Para Cecilia en cambio, la propiedad privada sí admite limitaciones, excepcionales, por cierto, que justifican la expropiación. Estas excepciones no se restringen a la expropiación de bienes privados para la consecución de bienes públicos únicamente, que como las carreteras, no presentan rivalidades en el consumo y permiten un uso no excluyente. Cecilia entiende que cuando se crea propiedad privada la exclusividad no sólo es buena, sino que debe ser el principio. Sin embargo, admitir como única excepción al régimen absoluto de la propiedad privada las expropiaciones que proveerán de bienes públicos, o lo que es más grave, no admitir jamás las expropiaciones, conduciría a situaciones extremas, como la posibilidad de que el dueño de un terreno impida la construcción de una central de generación hidroeléctrica de 500 MW, en ejercicio legítimo de su derecho de propiedad, oponiéndose al establecimiento de servidumbres (incluso forzosas) que permitan la explotación de una estratégica caída de agua.
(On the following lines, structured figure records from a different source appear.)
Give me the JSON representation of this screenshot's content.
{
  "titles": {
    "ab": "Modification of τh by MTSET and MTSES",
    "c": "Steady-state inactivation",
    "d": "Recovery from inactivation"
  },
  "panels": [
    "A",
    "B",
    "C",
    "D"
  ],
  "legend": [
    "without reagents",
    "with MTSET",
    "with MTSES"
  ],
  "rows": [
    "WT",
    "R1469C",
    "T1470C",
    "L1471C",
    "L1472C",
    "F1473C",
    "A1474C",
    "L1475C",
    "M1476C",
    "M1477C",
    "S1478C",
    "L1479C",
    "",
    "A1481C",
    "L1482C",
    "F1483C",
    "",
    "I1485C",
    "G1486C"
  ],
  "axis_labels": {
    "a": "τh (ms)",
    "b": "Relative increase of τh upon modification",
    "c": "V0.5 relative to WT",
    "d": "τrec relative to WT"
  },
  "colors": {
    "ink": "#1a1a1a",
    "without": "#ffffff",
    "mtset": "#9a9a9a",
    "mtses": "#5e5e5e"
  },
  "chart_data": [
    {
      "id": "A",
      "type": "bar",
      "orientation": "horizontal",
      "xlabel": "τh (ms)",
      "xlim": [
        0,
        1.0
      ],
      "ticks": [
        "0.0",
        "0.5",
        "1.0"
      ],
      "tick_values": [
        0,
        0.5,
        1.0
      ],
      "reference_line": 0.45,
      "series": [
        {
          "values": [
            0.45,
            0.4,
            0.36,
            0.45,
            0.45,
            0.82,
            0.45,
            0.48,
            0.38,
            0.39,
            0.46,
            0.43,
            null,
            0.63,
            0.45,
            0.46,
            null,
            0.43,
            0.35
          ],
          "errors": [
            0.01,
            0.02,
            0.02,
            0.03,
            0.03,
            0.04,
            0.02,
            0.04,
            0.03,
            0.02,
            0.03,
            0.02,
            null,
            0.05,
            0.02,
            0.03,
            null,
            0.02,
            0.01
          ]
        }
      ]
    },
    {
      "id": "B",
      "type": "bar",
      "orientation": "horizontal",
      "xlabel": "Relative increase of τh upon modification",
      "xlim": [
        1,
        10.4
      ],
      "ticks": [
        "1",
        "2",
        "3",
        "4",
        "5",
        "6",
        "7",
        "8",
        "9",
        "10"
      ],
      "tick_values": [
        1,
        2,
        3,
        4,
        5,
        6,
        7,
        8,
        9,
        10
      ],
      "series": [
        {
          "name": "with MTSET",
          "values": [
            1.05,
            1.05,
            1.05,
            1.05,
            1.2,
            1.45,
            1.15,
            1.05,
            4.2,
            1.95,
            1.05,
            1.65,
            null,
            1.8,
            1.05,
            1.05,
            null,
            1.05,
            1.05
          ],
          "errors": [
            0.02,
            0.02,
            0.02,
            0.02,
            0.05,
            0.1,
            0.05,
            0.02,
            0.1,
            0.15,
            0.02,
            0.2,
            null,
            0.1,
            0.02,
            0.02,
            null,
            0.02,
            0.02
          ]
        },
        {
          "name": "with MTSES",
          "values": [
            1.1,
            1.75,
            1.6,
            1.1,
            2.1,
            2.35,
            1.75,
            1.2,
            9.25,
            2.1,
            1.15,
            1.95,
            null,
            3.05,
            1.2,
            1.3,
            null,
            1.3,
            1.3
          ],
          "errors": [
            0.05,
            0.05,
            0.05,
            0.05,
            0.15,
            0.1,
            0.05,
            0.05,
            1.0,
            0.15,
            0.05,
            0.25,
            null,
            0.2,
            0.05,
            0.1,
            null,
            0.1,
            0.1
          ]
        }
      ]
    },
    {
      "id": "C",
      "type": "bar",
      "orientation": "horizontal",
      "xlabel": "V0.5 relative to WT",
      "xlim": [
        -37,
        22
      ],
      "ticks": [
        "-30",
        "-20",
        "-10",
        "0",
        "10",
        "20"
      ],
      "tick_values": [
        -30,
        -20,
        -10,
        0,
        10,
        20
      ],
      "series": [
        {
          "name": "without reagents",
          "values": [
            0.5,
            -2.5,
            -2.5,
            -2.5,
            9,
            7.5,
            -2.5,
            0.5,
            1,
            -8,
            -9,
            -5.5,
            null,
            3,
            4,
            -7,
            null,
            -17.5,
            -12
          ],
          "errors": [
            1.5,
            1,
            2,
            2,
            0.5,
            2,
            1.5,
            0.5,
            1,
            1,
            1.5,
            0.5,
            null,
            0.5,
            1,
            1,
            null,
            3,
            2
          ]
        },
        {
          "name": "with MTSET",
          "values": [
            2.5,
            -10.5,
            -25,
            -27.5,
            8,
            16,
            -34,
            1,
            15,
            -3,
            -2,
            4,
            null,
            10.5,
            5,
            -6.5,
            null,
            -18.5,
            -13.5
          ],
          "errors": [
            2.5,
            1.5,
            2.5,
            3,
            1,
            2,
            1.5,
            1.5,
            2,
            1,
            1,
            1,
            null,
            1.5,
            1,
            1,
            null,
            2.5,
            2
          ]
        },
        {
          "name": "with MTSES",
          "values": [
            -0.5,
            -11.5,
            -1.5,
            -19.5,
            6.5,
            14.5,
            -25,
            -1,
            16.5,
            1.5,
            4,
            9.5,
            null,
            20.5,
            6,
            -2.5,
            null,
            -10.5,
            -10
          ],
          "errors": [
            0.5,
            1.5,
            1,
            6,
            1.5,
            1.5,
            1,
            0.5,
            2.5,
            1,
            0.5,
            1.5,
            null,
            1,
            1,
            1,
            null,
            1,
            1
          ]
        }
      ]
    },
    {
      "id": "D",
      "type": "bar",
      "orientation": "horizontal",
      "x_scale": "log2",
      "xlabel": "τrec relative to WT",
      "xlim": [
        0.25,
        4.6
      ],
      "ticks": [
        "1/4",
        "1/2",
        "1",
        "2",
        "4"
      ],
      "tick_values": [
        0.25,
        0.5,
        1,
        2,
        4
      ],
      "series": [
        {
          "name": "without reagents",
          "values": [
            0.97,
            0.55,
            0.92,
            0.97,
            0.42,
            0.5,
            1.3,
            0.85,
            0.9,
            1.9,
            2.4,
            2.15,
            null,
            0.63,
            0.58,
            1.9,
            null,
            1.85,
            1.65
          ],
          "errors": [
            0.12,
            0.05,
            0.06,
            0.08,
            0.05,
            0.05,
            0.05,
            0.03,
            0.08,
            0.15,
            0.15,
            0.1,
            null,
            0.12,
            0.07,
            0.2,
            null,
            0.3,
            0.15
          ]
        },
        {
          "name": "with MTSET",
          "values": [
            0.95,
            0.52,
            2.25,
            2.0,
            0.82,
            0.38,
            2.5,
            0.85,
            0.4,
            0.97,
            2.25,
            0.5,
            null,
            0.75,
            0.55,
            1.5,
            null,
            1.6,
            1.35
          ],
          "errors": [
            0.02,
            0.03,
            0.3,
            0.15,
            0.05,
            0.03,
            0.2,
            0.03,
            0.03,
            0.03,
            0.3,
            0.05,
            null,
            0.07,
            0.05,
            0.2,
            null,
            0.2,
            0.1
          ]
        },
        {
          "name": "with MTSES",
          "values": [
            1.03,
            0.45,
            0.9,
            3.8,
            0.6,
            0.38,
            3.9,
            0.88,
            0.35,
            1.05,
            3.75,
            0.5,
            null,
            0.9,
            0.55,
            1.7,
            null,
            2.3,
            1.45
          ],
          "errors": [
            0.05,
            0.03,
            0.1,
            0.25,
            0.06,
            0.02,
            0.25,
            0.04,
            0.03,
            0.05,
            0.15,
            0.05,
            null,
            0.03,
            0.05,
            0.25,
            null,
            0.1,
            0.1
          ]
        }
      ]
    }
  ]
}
Claro, es fácil encontrar situaciones límite, como el caso de la Cordillera Escalera, en que el Tribunal Constitucional ha paralizado un enorme proyecto de exploración de hidrocarburos, autorizado por el propio Estado, para preservar zonas reservadas por su gran importancia medioambiental. Lo grave de esta situación no es tanto la “expropiación” del derecho a explorar, conferido previamente por el Estado, sino más bien el no pago de un justiprecio por los daños generados por el propio Estado al frustrado inversionista.

En síntesis, los autores de esta nota coinciden en que la falta o el defecto en la definición de titularidades (y de sus excepciones) convierte efectivamente el juego de un win-win a uno de suma cero, donde para ganar no hay que negociar con el otro, sino aplastarlo.

En el mundo real lo blanco y lo negro, el mal y el bien, no son creados por estereotipos, sino por reglas. “Buenas cercas hacen buenos vecinos”. Las reglas legales claras concilian la inversión con el bienestar. Avatar, vista de esa manera, puede transmitir significados muy distintos: los tiranos o los villanos no son los empresarios ni los nativos. El verdadero villano, el verdadero tirano, es la falta de reglas; y los verdaderos responsables son aquellos llamados a crear un verdadero estado de derecho, que han fracasado por décadas en el intento. Una pena que no sea fácil llenar una sala de cine contando la historia de esa manera.

Este artículo fue publicado originalmente en Enfoque Derecho (Perú) el 1 de febrero de 2010.